Every week, people win crazy amounts of money in fantasy leagues on FanDuel and DraftKings. However, even though these sites are giving huge payouts, no one reaps the benefits like Roger Goodell and the NFL. They are the heart that pumps the blood through a dying sport. The NFL’s popularity is 100% connected with the popularity of fantasy football. Just four years ago the NFL made a monstrous $7.24 billion. Now, in 2019 the NFL is projected to double that at $15 billion. Fifteen years ago there were around 12 million people playing fantasy football whereas in 2017 there are almost 60 million. All of these people playing fantasy are pumping money into the NFL when they watch games, sign up for NFL Redzone TV packages, buy players jerseys, and buy tickets to games. Without the world that fantasy football has become, it would be impossible for the NFL to continue to profit at such astronomical rates.
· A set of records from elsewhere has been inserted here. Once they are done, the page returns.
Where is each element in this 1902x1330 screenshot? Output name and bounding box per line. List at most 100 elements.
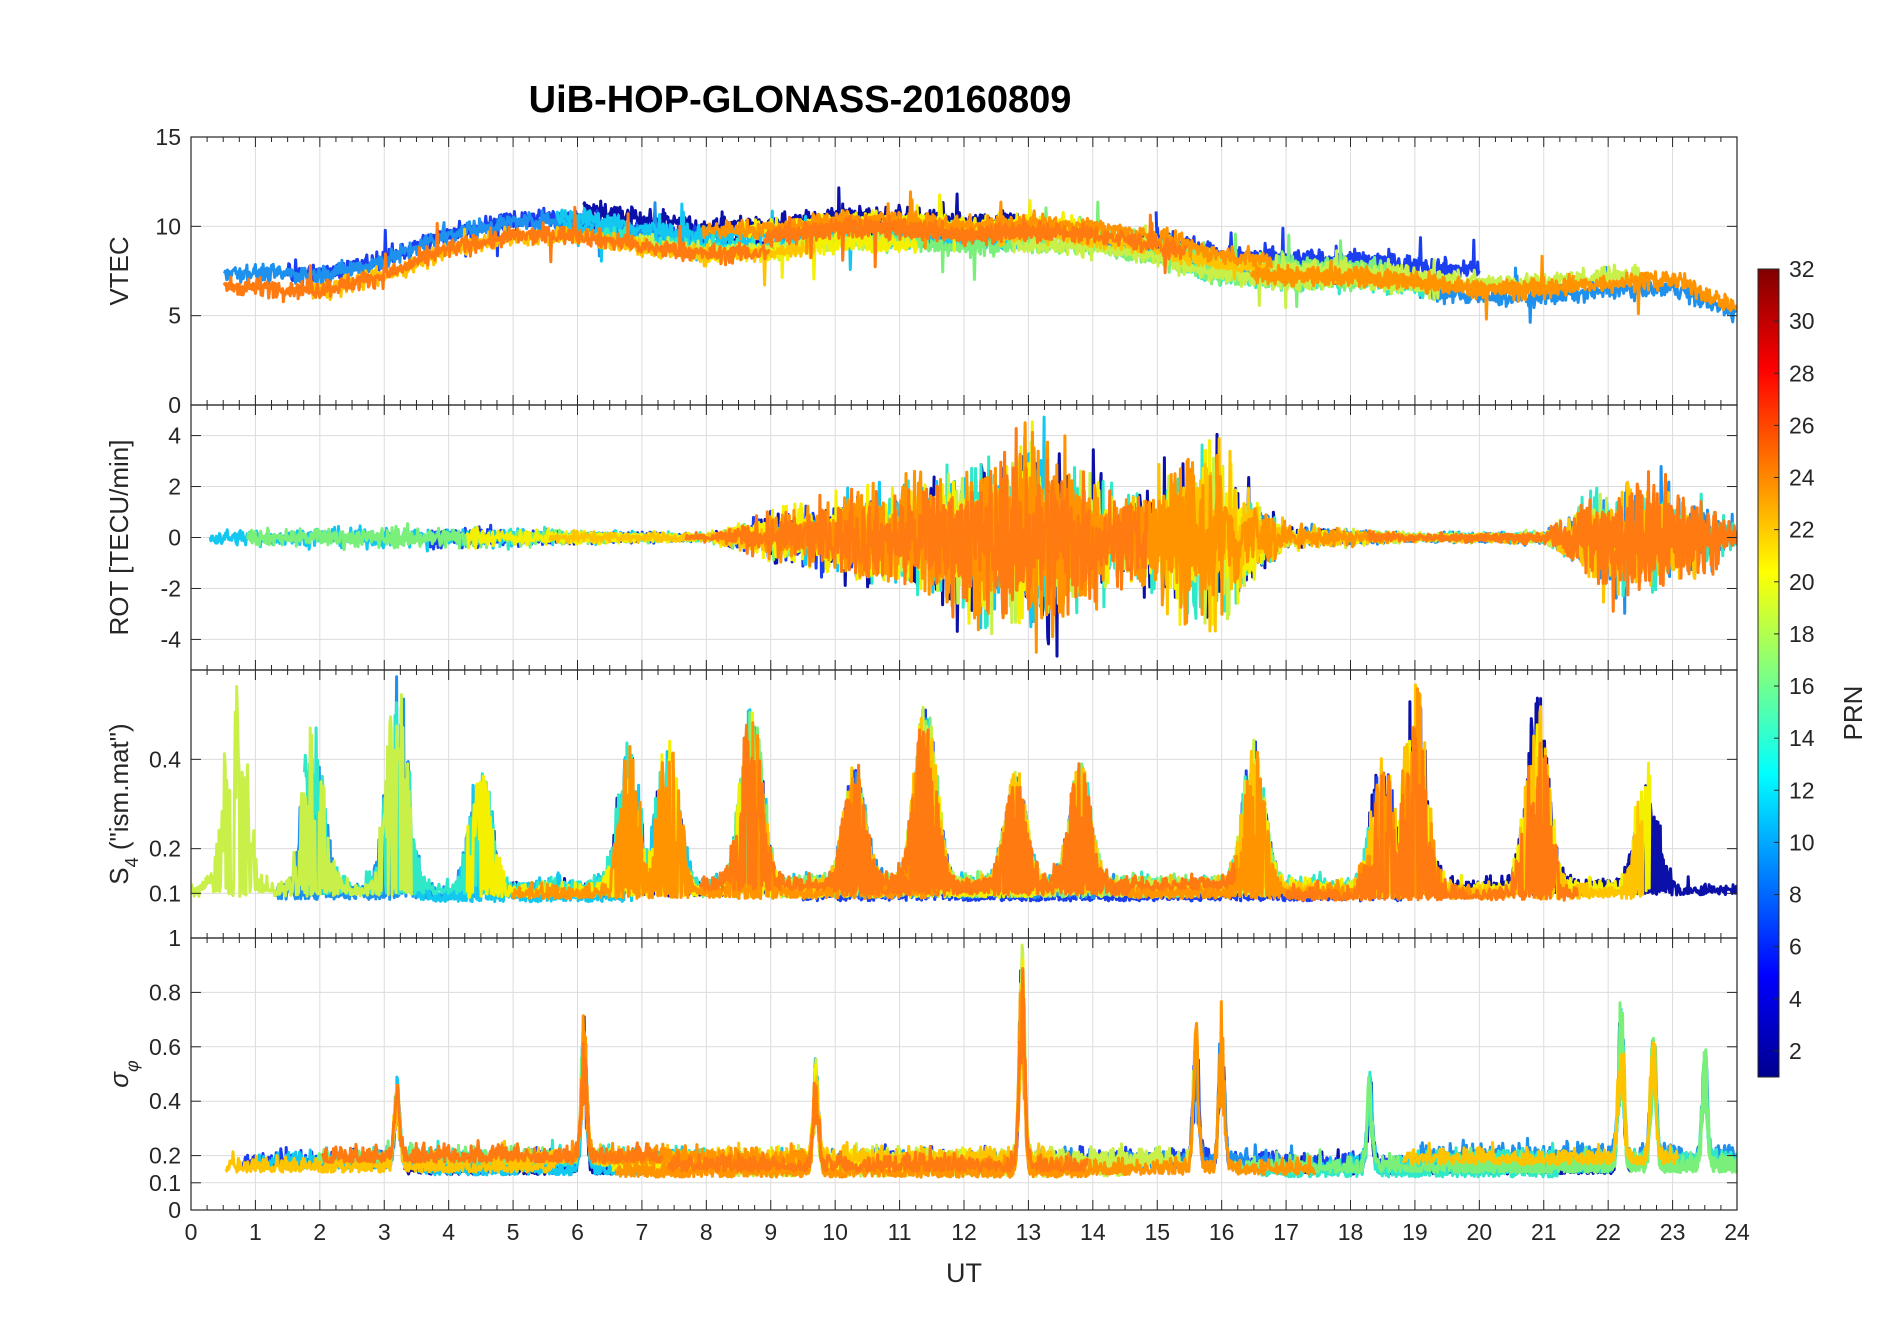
prn-series-line <box>1011 224 1442 307</box>
colorbar-tick-label: 28 <box>1789 360 1815 386</box>
x-tick-label: 14 <box>1080 1219 1106 1245</box>
x-tick-label: 10 <box>822 1219 848 1245</box>
prn-series-line <box>246 522 491 552</box>
prn-series-line <box>1154 211 1481 291</box>
prn-series-line <box>698 723 1237 892</box>
prn-series-line <box>1249 254 1576 321</box>
prn-series-line <box>841 943 1172 1170</box>
colorbar-label: PRN <box>1838 686 1868 741</box>
colorbar-tick-label: 26 <box>1789 412 1815 438</box>
x-tick-label: 16 <box>1209 1219 1235 1245</box>
prn-series-line <box>737 970 1197 1167</box>
y-tick-label: 0.4 <box>149 746 181 772</box>
x-tick-label: 17 <box>1273 1219 1299 1245</box>
y-tick-label: 1 <box>168 925 181 951</box>
x-tick-label: 22 <box>1595 1219 1621 1245</box>
colorbar-tick-label: 22 <box>1789 517 1815 543</box>
prn-series-line <box>320 1042 663 1164</box>
x-axis-label: UT <box>946 1258 982 1288</box>
x-tick-label: 13 <box>1016 1219 1042 1245</box>
y-tick-label: -2 <box>161 575 181 601</box>
series-group <box>191 675 1737 904</box>
prn-series-line <box>222 205 771 304</box>
y-tick-label: 15 <box>155 124 181 150</box>
colorbar-tick-label: 24 <box>1789 465 1815 491</box>
colorbar-tick-label: 20 <box>1789 569 1815 595</box>
x-tick-label: 9 <box>764 1219 777 1245</box>
prn-series-line <box>1461 697 1737 897</box>
prn-series-line <box>684 427 1149 620</box>
y-tick-label: -4 <box>161 626 182 652</box>
y-tick-label: 10 <box>155 213 181 239</box>
prn-series-line <box>316 1029 607 1166</box>
x-tick-label: 5 <box>507 1219 520 1245</box>
grid-lines <box>190 136 1738 406</box>
prn-series-line <box>1402 1041 1680 1167</box>
x-tick-label: 3 <box>378 1219 391 1245</box>
y-axis-label: σφ <box>104 1060 142 1088</box>
colorbar-tick-label: 2 <box>1789 1038 1802 1064</box>
y-axis-label: VTEC <box>104 236 134 305</box>
colorbar-tick-label: 30 <box>1789 308 1815 334</box>
x-tick-label: 18 <box>1338 1219 1364 1245</box>
x-tick-label: 20 <box>1467 1219 1493 1245</box>
x-tick-label: 11 <box>888 1219 912 1245</box>
x-tick-label: 12 <box>951 1219 977 1245</box>
y-tick-label: 0.4 <box>149 1088 181 1114</box>
y-tick-label: 0.8 <box>149 979 181 1005</box>
x-tick-label: 8 <box>700 1219 713 1245</box>
y-tick-label: 4 <box>168 423 181 449</box>
prn-series-line <box>1262 714 1652 896</box>
y-tick-label: 0 <box>168 1197 181 1223</box>
colorbar-tick-label: 14 <box>1789 725 1815 751</box>
vtec-panel: 0 5 10 15 VTEC <box>104 124 1738 418</box>
colorbar-gradient <box>1757 268 1780 1078</box>
x-tick-label: 1 <box>249 1219 262 1245</box>
series-group <box>224 943 1737 1179</box>
x-tick-label: 7 <box>636 1219 649 1245</box>
prn-series-line <box>1367 470 1737 591</box>
y-tick-label: 5 <box>168 303 181 329</box>
y-tick-label: 0.6 <box>149 1034 181 1060</box>
colorbar-tick-label: 6 <box>1789 934 1802 960</box>
colorbar-tick-label: 4 <box>1789 986 1802 1012</box>
x-tick-label: 23 <box>1660 1219 1686 1245</box>
y-tick-label: 0 <box>168 525 181 551</box>
x-tick-label: 15 <box>1144 1219 1170 1245</box>
y-tick-label: 0.1 <box>149 1170 181 1196</box>
prn-series-line <box>567 1014 815 1166</box>
rot-panel: -4 -2 0 2 4 ROT [TECU/min] <box>104 404 1738 671</box>
colorbar-tick-label: 16 <box>1789 673 1815 699</box>
prn-series-line <box>191 685 414 898</box>
y-tick-label: 0.1 <box>149 880 181 906</box>
x-tick-label: 2 <box>313 1219 326 1245</box>
y-axis-label: S4 ("ism.mat") <box>104 723 142 884</box>
y-tick-label: 0 <box>168 392 181 418</box>
figure-title: UiB-HOP-GLONASS-20160809 <box>529 79 1072 121</box>
series-group <box>222 186 1737 324</box>
colorbar-tick-label: 18 <box>1789 621 1815 647</box>
x-tick-label: 6 <box>571 1219 584 1245</box>
prn-series-line <box>762 213 1052 269</box>
prn-series-line <box>930 966 1316 1176</box>
prn-series-line <box>1419 1025 1737 1164</box>
x-tick-label: 21 <box>1531 1219 1557 1245</box>
y-tick-label: 0.2 <box>149 836 181 862</box>
prn-series-line <box>1284 727 1579 902</box>
colorbar-tick-label: 32 <box>1789 256 1815 282</box>
y-tick-label: 2 <box>168 474 181 500</box>
x-tick-label: 24 <box>1724 1219 1750 1245</box>
prn-series-line <box>667 968 1089 1173</box>
colorbar-tick-label: 8 <box>1789 882 1802 908</box>
prn-series-line <box>516 708 1063 893</box>
y-axis-label: ROT [TECU/min] <box>104 440 134 636</box>
colorbar-tick-label: 12 <box>1789 777 1815 803</box>
colorbar-tick-label: 10 <box>1789 829 1815 855</box>
series-group <box>208 415 1737 658</box>
s4-panel: 0.1 0.2 0.4 S4 ("ism.mat") <box>104 669 1738 939</box>
x-tick-label: 4 <box>442 1219 455 1245</box>
prn-series-line <box>1083 758 1372 892</box>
Fantasy gives fans a taste of what it would be like to own an NFL team. You have to contemplate the value of players in trade scenarios, watch the waiver wire for a boost to your roster, and most importantly draft players. It gives some aspect of control to millions of fans who could never dream of playing or coaching in the NFL. It makes everyone have new favorite players to cheer for and random teams to support regardless of where you are from. Plenty of die-hard Bears fans have Packers players like Aaron Rodgers, Aaron Jones or Davante Adams on their roster, because at the end of the day 15 to 25 points a game is worth it. Fantasy football makes the NFL go from a game that can feel mundane and slow into a weekly dramatic battle where the real men are separated from the boys. It allows people to feel truly devoted and connected to an entity large and profitable enough to fund a dozen trips to Mars.

The NFL and fantasy will always be connected at the hip in some way, regardless of the legality of sports gambling or the preferences of the League’s executives. The popularity of Fantasy and the profit the NFL generated is not an anomaly, they are both here to stay. They feed off each other in a way unlike any other sport, and the absence of this symbiosis would make the sports world completely different.